Sen. Dick Durbin, D-Ill., said Wednesday that the FBI's handling of the Nassar case is a "stain on the bureau" and that the Nassar investigation suffered from "neglect, inaction and gross incompetence." Durbin said agents "doctored paperwork and lied to the media in an effort to hide their dereliction of duty."
Sen. Richard Blumenthal, D-Conn., went further, saying FBI agents engaged in a "cover-up" by making "material false statements" to OIG investigators.
"The FBI's failure to act had real human consequences, and that will forever be a stain on the FBI's reputation," Blumenthal said.
On Tuesday, The Washington Post first reported that the FBI had fired former supervisory special agent Michael Langeman, who had worked in the Indianapolis field office.
Langeman had interviewed Maroney in 2015 about Nassar's sexual assaults during purported treatment sessions. According to the OIG report, Langeman failed to pursue Maroney's allegations against Nassar and lied to investigators when asked about the failures of the Indianapolis field office to act in a timely manner, the Post reported.
"They chose to falsify my report and minimize my abuse," Maroney told the Senate hearing Wednesday.
Much of the criticism in the inspector general's July report was directed at Langeman's boss, W. Jay Abbott, the former special agent in charge in Indianapolis, who took the initial report about Nassar from former USA Gymnastics CEO Steve Penny in July 2015.
While his field office was investigating allegations that Nassar had sexually assaulted some of the country's most famous gymnasts during medical appointments, Justice Department investigators found, Abbott met privately with Penny, not to discuss the investigation but rather to discuss a possible job. The two men met at a bar in Indianapolis in October 2015, three months after Penny first provided the FBI with information about Nassar, to discuss a potential job for Abbott as a security officer for the U.S Olympic Committee after he retired from the FBI.
Investigators found Abbott showed "extremely poor judgement" in the relationship he developed with Penny, engaging in a clear conflict of interest and later "made false statements" to OIG investigators about applying for the security job with the USOC "despite clear evidence to the contrary."
Abbott retired from the FBI in January 2018, one month after Nassar pleaded guilty to federal child pornography charges.
In October 2018, Penny was charged with felony evidence tampering after he allegedly ordered the removal of documents from the well-known Karolyi Ranch near Huntsville, Texas. His case is pending. His attorneys have previously told ESPN that any assertion that Penny was trying to curry favor with Abbott by helping him find a post-retirement job with the USOC is "absurd."
"The only favor that Steve wanted from Agent Abbott or anyone at the FBI was for them to promptly and thoroughly investigate Nassar," the attorneys said.
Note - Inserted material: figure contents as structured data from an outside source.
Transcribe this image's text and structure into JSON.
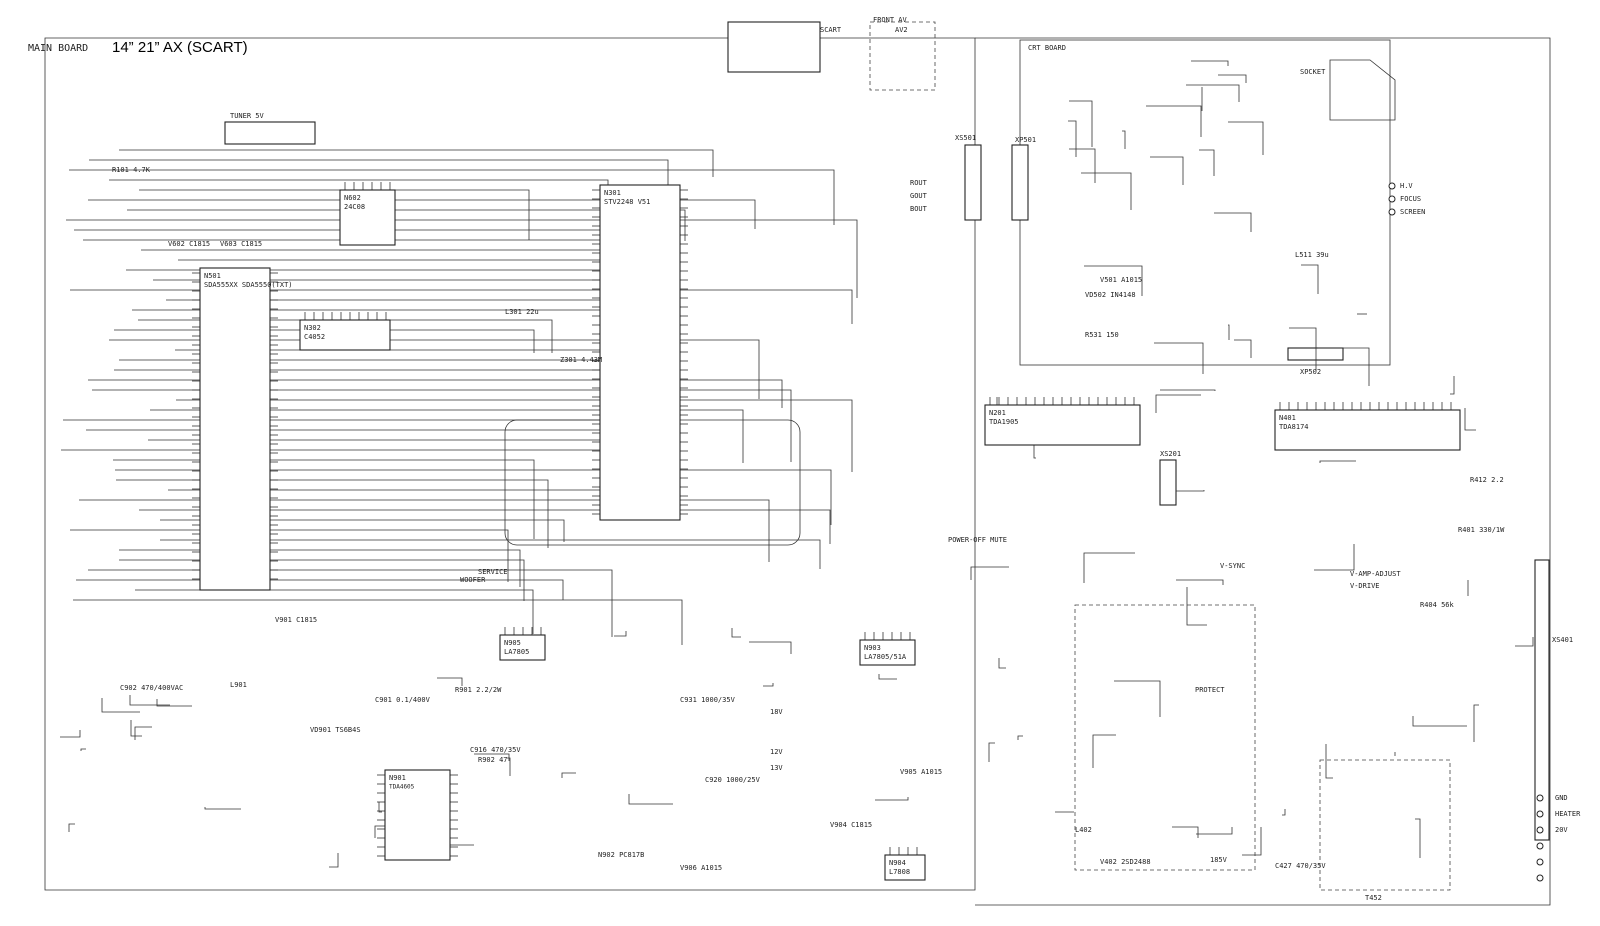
{
  "header": {
    "board": "MAIN BOARD",
    "title": "14” 21” AX (SCART)"
  },
  "crt_board": "CRT BOARD",
  "ics": [
    {
      "ref": "N501",
      "part": "SDA555XX SDA5550(TXT)"
    },
    {
      "ref": "N301",
      "part": "STV2248 V51"
    },
    {
      "ref": "N201",
      "part": "TDA1905"
    },
    {
      "ref": "N401",
      "part": "TDA8174"
    },
    {
      "ref": "N901",
      "part": "TDA4605"
    },
    {
      "ref": "N602",
      "part": "24C08"
    },
    {
      "ref": "N302",
      "part": "C4052"
    },
    {
      "ref": "N903",
      "part": "LA7805/51A"
    },
    {
      "ref": "N904",
      "part": "L7808"
    },
    {
      "ref": "N905",
      "part": "LA7805"
    }
  ],
  "connectors": [
    "TUNER 5V",
    "SCART",
    "FRONT AV",
    "AV2",
    "XP501",
    "XS501",
    "XP502",
    "SOCKET",
    "XS401",
    "XS201"
  ],
  "signals": [
    "H.V",
    "FOCUS",
    "SCREEN",
    "GND",
    "HEATER",
    "20V",
    "V-SYNC",
    "V-DRIVE",
    "V-AMP-ADJUST",
    "PROTECT",
    "ROUT",
    "GOUT",
    "BOUT",
    "POWER-OFF MUTE",
    "SERVICE",
    "WOOFER",
    "12V",
    "13V",
    "18V",
    "185V"
  ],
  "components": [
    "R101 4.7K",
    "V602 C1815",
    "V603 C1815",
    "Z301 4.43M",
    "L301 22u",
    "C902 470/400VAC",
    "L901",
    "VD901 TS6B4S",
    "R902 47",
    "V402 2SD2488",
    "R412 2.2",
    "R404 56k",
    "R401 330/1W",
    "C427 470/35V",
    "L402",
    "V905 A1015",
    "V904 C1815",
    "V906 A1015",
    "N902 PC817B",
    "C916 470/35V",
    "C920 1000/25V",
    "C931 1000/35V",
    "C901 0.1/400V",
    "R901 2.2/2W",
    "T452",
    "V901 C1815",
    "VD502 IN4148",
    "R531 150",
    "L511 39u",
    "V501 A1015"
  ]
}
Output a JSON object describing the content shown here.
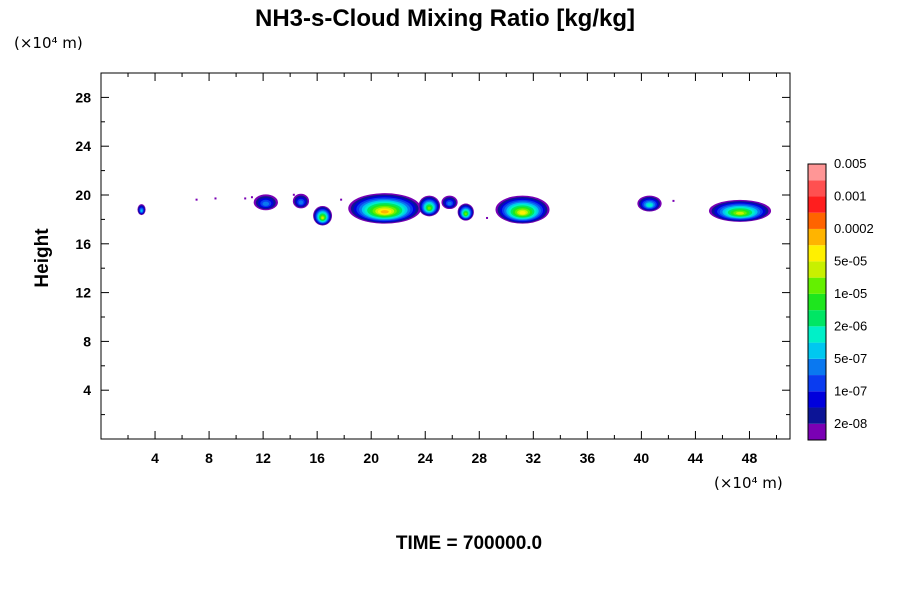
{
  "chart_data": {
    "type": "heatmap",
    "title": "NH3-s-Cloud Mixing Ratio [kg/kg]",
    "ylabel": "Height",
    "xlabel": "",
    "x_unit": "(×10⁴ m)",
    "y_unit": "(×10⁴ m)",
    "time_label": "TIME = 700000.0",
    "xlim": [
      0,
      51
    ],
    "ylim": [
      0,
      30
    ],
    "x_ticks": [
      4,
      8,
      12,
      16,
      20,
      24,
      28,
      32,
      36,
      40,
      44,
      48
    ],
    "x_tick_labels": [
      "4",
      "8",
      "12",
      "16",
      "20",
      "24",
      "28",
      "32",
      "36",
      "40",
      "44",
      "48"
    ],
    "y_ticks": [
      4,
      8,
      12,
      16,
      20,
      24,
      28
    ],
    "y_tick_labels": [
      "4",
      "8",
      "12",
      "16",
      "20",
      "24",
      "28"
    ],
    "colorbar": {
      "colors": [
        "#7a00b4",
        "#0c1496",
        "#0000dc",
        "#0a3cf0",
        "#0a78f0",
        "#00c8f0",
        "#00f0c8",
        "#00e664",
        "#1ee61e",
        "#64f000",
        "#c8f000",
        "#fff000",
        "#ffb400",
        "#ff6400",
        "#ff1e1e",
        "#ff5050",
        "#ff9696"
      ],
      "labels": [
        "2e-08",
        "1e-07",
        "5e-07",
        "2e-06",
        "1e-05",
        "5e-05",
        "0.0002",
        "0.001",
        "0.005"
      ]
    },
    "clouds": [
      {
        "x": 3.0,
        "y": 18.8,
        "w": 0.6,
        "h": 0.9,
        "level": 5
      },
      {
        "x": 12.2,
        "y": 19.4,
        "w": 1.8,
        "h": 1.3,
        "level": 4
      },
      {
        "x": 14.8,
        "y": 19.5,
        "w": 1.2,
        "h": 1.2,
        "level": 4
      },
      {
        "x": 16.4,
        "y": 18.3,
        "w": 1.4,
        "h": 1.6,
        "level": 10
      },
      {
        "x": 21.0,
        "y": 18.9,
        "w": 5.4,
        "h": 2.5,
        "level": 12
      },
      {
        "x": 24.3,
        "y": 19.1,
        "w": 1.6,
        "h": 1.7,
        "level": 9
      },
      {
        "x": 25.8,
        "y": 19.4,
        "w": 1.2,
        "h": 1.1,
        "level": 4
      },
      {
        "x": 27.0,
        "y": 18.6,
        "w": 1.2,
        "h": 1.4,
        "level": 9
      },
      {
        "x": 31.2,
        "y": 18.8,
        "w": 4.0,
        "h": 2.3,
        "level": 11
      },
      {
        "x": 40.6,
        "y": 19.3,
        "w": 1.8,
        "h": 1.3,
        "level": 6
      },
      {
        "x": 47.3,
        "y": 18.7,
        "w": 4.6,
        "h": 1.8,
        "level": 10
      }
    ]
  }
}
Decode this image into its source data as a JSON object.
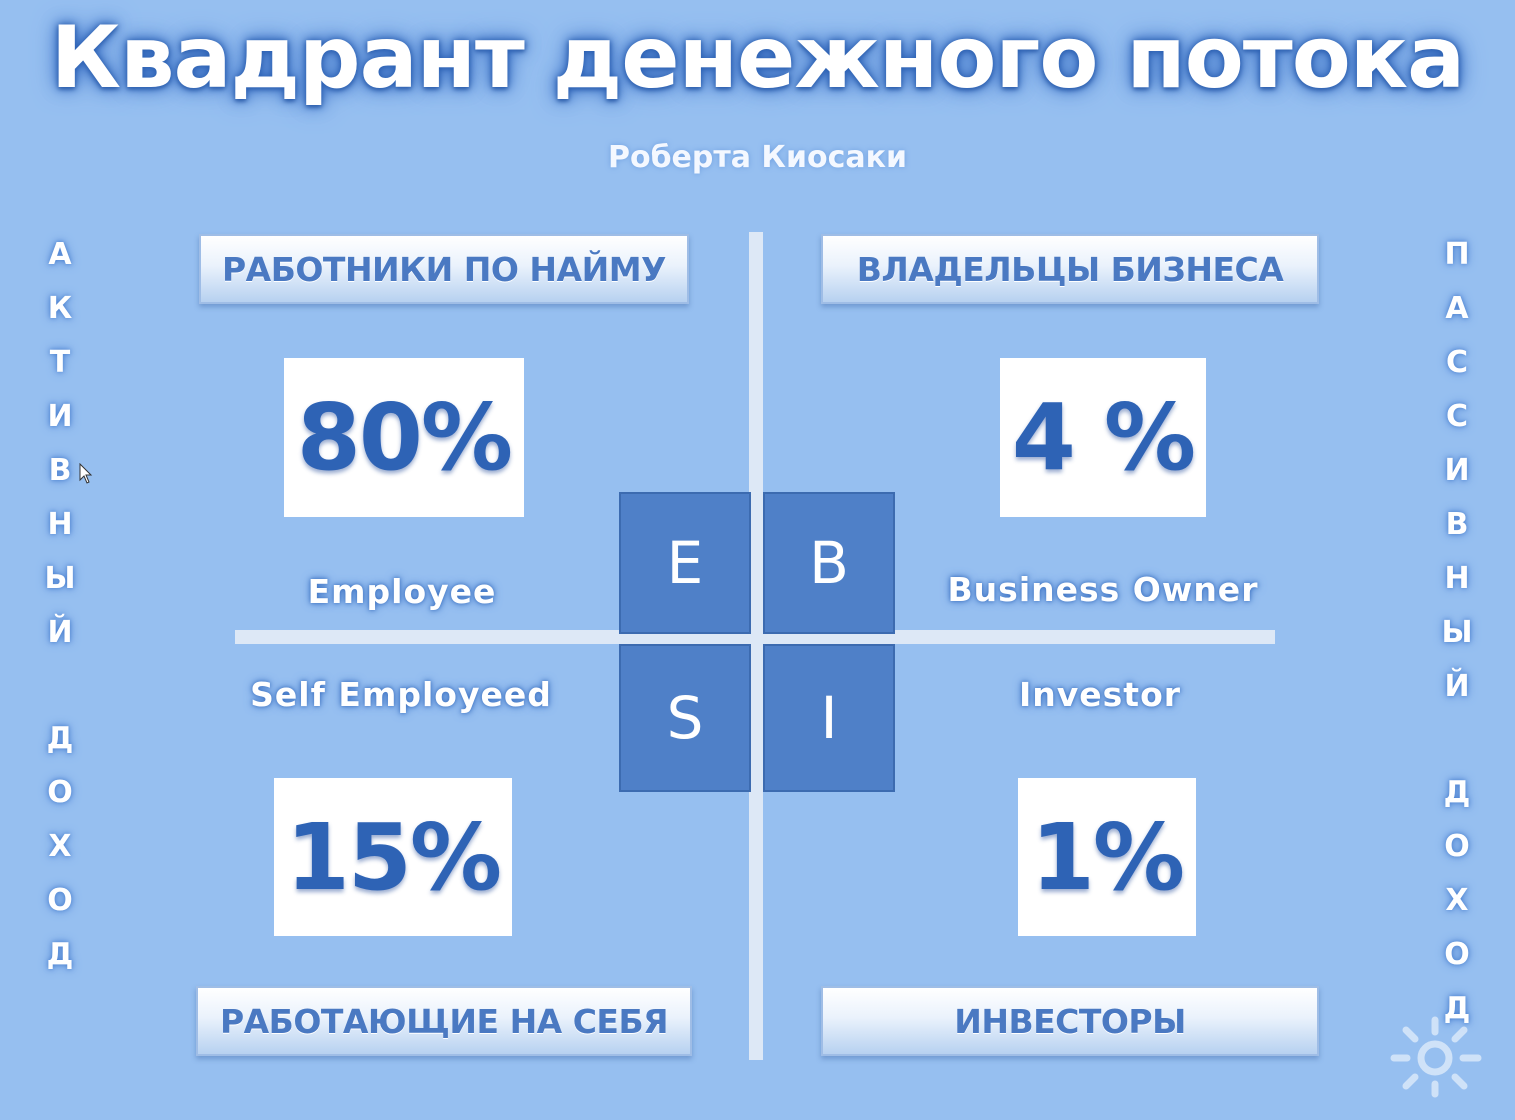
{
  "title": "Квадрант денежного потока",
  "subtitle": "Роберта Киосаки",
  "side_left": {
    "word1": [
      "А",
      "К",
      "Т",
      "И",
      "В",
      "Н",
      "Ы",
      "Й"
    ],
    "word2": [
      "Д",
      "О",
      "Х",
      "О",
      "Д"
    ]
  },
  "side_right": {
    "word1": [
      "П",
      "А",
      "С",
      "С",
      "И",
      "В",
      "Н",
      "Ы",
      "Й"
    ],
    "word2": [
      "Д",
      "О",
      "Х",
      "О",
      "Д"
    ]
  },
  "quadrants": {
    "top_left": {
      "banner": "РАБОТНИКИ ПО НАЙМУ",
      "percent": "80%",
      "name": "Employee",
      "letter": "E"
    },
    "top_right": {
      "banner": "ВЛАДЕЛЬЦЫ БИЗНЕСА",
      "percent": "4 %",
      "name": "Business Owner",
      "letter": "B"
    },
    "bottom_left": {
      "banner": "РАБОТАЮЩИЕ НА СЕБЯ",
      "percent": "15%",
      "name": "Self Employeed",
      "letter": "S"
    },
    "bottom_right": {
      "banner": "ИНВЕСТОРЫ",
      "percent": "1%",
      "name": "Investor",
      "letter": "I"
    }
  },
  "colors": {
    "background": "#96bff0",
    "percent_text": "#2e63b5",
    "banner_text": "#4a79c2",
    "letter_box": "#4f80c8"
  },
  "icons": {
    "cursor": "mouse-pointer-icon",
    "logo": "sun-logo-icon"
  }
}
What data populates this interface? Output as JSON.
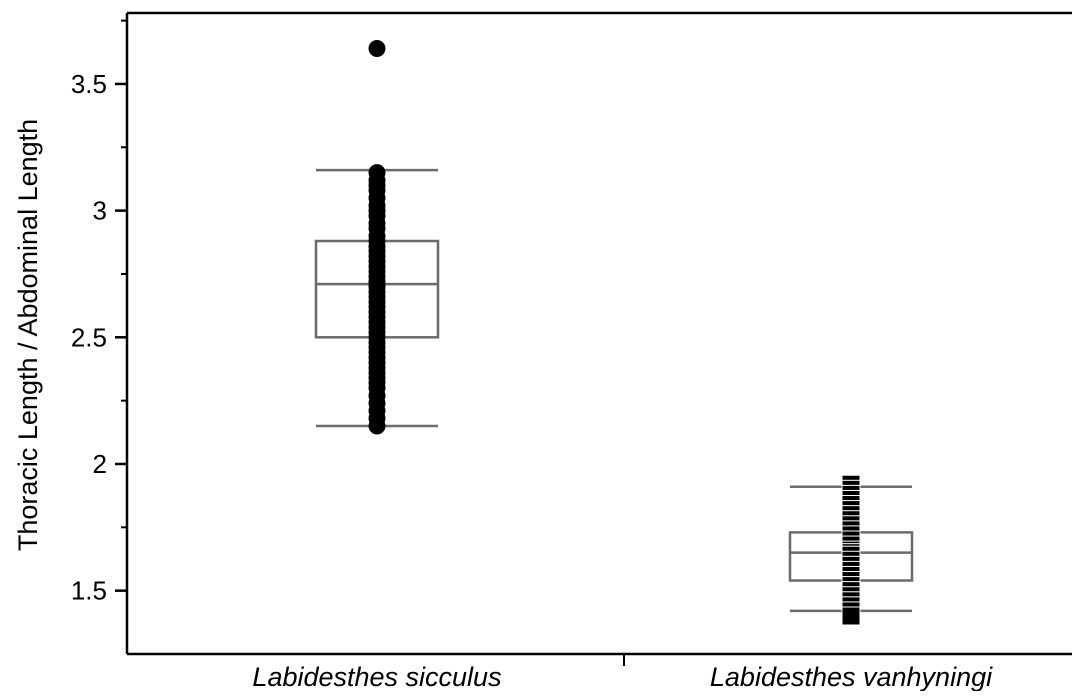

Nassar remains in federal prison, where he is serving a 60-year sentence for child pornography charges that stem from material police found on his property in September 2016. He also pleaded guilty in 2018 to 10 counts of first-degree criminal sexual conduct in Michigan state court, which added as long as 175 years to his prison sentence.
Biles also called for officials from USAG and the U.S. Olympic & Paralympic Committee to be held accountable. "This is the largest case of sexual abuse in the history of American sport, and although there has been an independent investigation of the FBI's handling of the case, neither USAG nor the USOPC have ever been made the subject of the same level of scrutiny," Biles said.